Já expliquei no post Por que confiar cegamente em análises microbiológicas de produto acabado pode ser uma furada que estatisticamente é bem difícil detectar um defeito em produto acabado analisando um pequeno número de amostras. E mesmo quando o número de amostras é aumentado, ainda há um importante risco de aprovação de um lote que apresente contaminação. É por isso que deve haver cautela na interpretação de resultados de análises microbiológicas dos lotes compostos.

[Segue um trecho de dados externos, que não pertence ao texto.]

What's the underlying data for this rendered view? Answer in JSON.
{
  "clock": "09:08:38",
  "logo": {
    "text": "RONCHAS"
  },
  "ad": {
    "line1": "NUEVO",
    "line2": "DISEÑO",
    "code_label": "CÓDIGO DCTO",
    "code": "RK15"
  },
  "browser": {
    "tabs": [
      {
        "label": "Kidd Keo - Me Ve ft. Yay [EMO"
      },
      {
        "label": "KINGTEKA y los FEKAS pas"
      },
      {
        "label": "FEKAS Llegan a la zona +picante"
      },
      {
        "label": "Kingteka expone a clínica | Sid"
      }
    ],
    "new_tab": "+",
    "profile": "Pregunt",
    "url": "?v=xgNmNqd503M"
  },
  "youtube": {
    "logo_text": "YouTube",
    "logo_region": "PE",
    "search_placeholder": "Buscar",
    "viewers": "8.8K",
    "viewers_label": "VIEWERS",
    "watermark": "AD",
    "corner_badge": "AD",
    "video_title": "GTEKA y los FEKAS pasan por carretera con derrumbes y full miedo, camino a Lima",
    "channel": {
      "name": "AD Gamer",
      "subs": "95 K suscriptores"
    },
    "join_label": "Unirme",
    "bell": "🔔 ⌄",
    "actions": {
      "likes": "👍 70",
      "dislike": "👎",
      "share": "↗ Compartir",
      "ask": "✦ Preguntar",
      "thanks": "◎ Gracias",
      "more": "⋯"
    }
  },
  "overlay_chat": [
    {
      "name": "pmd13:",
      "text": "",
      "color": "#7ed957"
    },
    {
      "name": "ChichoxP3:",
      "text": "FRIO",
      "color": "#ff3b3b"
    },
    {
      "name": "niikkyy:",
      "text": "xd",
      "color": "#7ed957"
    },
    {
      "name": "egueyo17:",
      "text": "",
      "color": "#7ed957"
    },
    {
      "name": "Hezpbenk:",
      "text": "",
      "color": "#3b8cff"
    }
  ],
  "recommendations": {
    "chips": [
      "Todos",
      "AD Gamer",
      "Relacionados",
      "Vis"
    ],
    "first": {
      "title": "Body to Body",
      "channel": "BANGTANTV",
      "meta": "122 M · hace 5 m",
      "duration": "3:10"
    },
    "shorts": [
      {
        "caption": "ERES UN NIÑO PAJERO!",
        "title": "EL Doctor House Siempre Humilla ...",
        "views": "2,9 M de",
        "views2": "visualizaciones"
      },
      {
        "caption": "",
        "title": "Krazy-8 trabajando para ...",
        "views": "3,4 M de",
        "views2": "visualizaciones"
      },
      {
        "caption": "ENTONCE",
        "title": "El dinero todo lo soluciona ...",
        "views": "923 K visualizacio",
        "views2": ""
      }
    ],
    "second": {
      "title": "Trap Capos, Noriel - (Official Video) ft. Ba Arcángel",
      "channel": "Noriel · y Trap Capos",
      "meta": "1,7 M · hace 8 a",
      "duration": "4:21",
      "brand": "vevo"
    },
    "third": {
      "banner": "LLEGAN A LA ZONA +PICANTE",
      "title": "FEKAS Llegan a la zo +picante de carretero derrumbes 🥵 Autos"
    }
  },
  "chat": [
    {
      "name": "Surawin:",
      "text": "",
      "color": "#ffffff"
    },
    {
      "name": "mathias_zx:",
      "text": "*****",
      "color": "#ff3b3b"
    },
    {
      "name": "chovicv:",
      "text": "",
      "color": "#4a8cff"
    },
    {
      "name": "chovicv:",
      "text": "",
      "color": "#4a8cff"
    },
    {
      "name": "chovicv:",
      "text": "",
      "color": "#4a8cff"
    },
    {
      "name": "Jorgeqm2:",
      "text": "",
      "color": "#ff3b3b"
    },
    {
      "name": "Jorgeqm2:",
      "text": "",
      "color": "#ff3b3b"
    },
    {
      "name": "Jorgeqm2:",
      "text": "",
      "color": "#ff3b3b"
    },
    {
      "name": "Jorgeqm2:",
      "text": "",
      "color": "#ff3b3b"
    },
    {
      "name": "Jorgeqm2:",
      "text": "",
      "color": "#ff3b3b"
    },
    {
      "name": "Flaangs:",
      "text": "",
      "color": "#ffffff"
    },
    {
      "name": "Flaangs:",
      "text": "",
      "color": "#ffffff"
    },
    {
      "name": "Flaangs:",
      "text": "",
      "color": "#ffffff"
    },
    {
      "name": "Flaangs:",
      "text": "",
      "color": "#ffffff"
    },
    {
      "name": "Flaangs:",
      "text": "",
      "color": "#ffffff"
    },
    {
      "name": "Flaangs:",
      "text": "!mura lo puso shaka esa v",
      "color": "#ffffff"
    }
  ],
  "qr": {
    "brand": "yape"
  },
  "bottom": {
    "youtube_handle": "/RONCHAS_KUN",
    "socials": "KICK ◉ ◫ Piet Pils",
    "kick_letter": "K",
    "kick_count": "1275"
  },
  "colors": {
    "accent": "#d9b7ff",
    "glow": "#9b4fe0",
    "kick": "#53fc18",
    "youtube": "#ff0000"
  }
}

Análises microbiológicas geralmente são feitas por lote (ou lotes compostos) e os resultados devem ser interpretados com cuidado uma vez que se considera que o lote é a representação de uma condição padronizada que é muito mais teórica do que prática. Vamos à definição de lote segundo a ICMSF: Lote é o total de unidades de um produto produzido, manuseado ou armazenado em condições idênticas, dentro de um determinado período.
Do lote, se retira uma amostra/unidade amostral, que segundo a RDC 12/01, 3.7: Porção ou embalagem individual que se analisará, tomado de forma totalmente aleatória de uma partida como parte da amostra geral. Não existe legislação no Brasil que determine como o lote deve ser definido na fabricação de alimentos. Assim, fica a cargo do fabricante fazê-lo.
Na prática, costuma ser determinado por um destes caminhos:
1) Pela receita/formulação, onde uma batelada recebe um código atribuído a uma mistura de ingredientes que deu origem ao todo
2) Por tempo. Intervalos de tempo como um turno ou um dia de fabricação determinam esta condição que delimitam o lote.
Variabilidade de resultados em um mesmo lote Gostaria de abrir os olhos para um fator de variabilidade adicional na interpretação de resultados microbiológicos: o lote. Por questões práticas, ele não é tão homogêneo como as definições preconizam. Imagine a situação em que um lote é definido por tempo, que seja um turno.
Ao longo deste turno, várias bateladas ou receitas são pesadas por um operador de formulação. Porém, durante o turno vão acabando as matérias primas de um mesmo lote mãe e são abertas novas embalagens que podem até ser de um fornecedor diferente do que o que foi pesado há duas horas. Não estamos mais falando de um lote de condições idênticas. As matérias-primas mudaram!
No segundo caso, o de um lote atribuído por formulação, vamos supor que a mesma receita percorra trechos diferentes de uma linha de produção. Vamos a um caso fictício em que a causa da contaminação possa ser uma das mangueiras da recheadora ou a canaleta com um ponto de difícil limpeza por onde está passando a manteiga, como ilustrado abaixo. Pronto, esse lote também não está homogêneo! Imagine se for retirada uma amostra de um lado só da linha para análise.
A causa da contaminação se refletirá no resultado microbiológico da análise Num exercício fictício imagine 3 causas possíveis para a contaminação de uma peça de carne assada pronta para consumo: A carne foi contaminada pós cocção pelas mãos do manipulador ou alguma superfície do processo (bandeja ou esteira transportadora. A contaminação vai se apresentar espalhada pela superfície onde houve o contato. A contaminação se deu por causa de um fatiador e os microrganismos se distribuirão ao longo da face cortada, sendo mais concentrada no início. A cocção foi insuficiente, tendo sobrevivido patógenos no centro do produto. Você consegue imaginar que a forma de tomada de amostra das peças desta carne pode contribuir para se encontrar ou não o contaminante e que este pode passar não detectável? Note que não é tão fácil assim ser “sorteado” e “tirar a sorte grande” de conseguir detectar o problema antes de chegar ao consumidor. Amostragem de lote composto – quem está se enganando? Agora vamos a uma situação observada em algumas empresas: a adoção de lotes compostos, ou “pool” de amostras, que fazem “render” os resultados.
Se você não conhece, funciona assim: um fabricante produziu 10 lotes de um determinado produto, e para economizar em análises, ao invés de tomar uma amostra de cada um e realizar 10 análises, vai tomar uma amostra de cada lote, homogeneizá-las e realizar uma análise só. Não é uma ideia brilhante? Lamento informar que com essa “técnica” a capacidade de detecção do patógeno foi reduzida em 90%! E sem contar que, se foi retirada uma única amostra do lote, por mais aleatória e bem-feita que seja, já não estamos falando de plano de amostragem representativo. Esta situação parece ser muito econômica e funcionar bem até que…saia um positivo!!! No caso do lote composto, como é que vamos rastrear a causa-raiz do problema? Qual dos dez lotes está comprometido?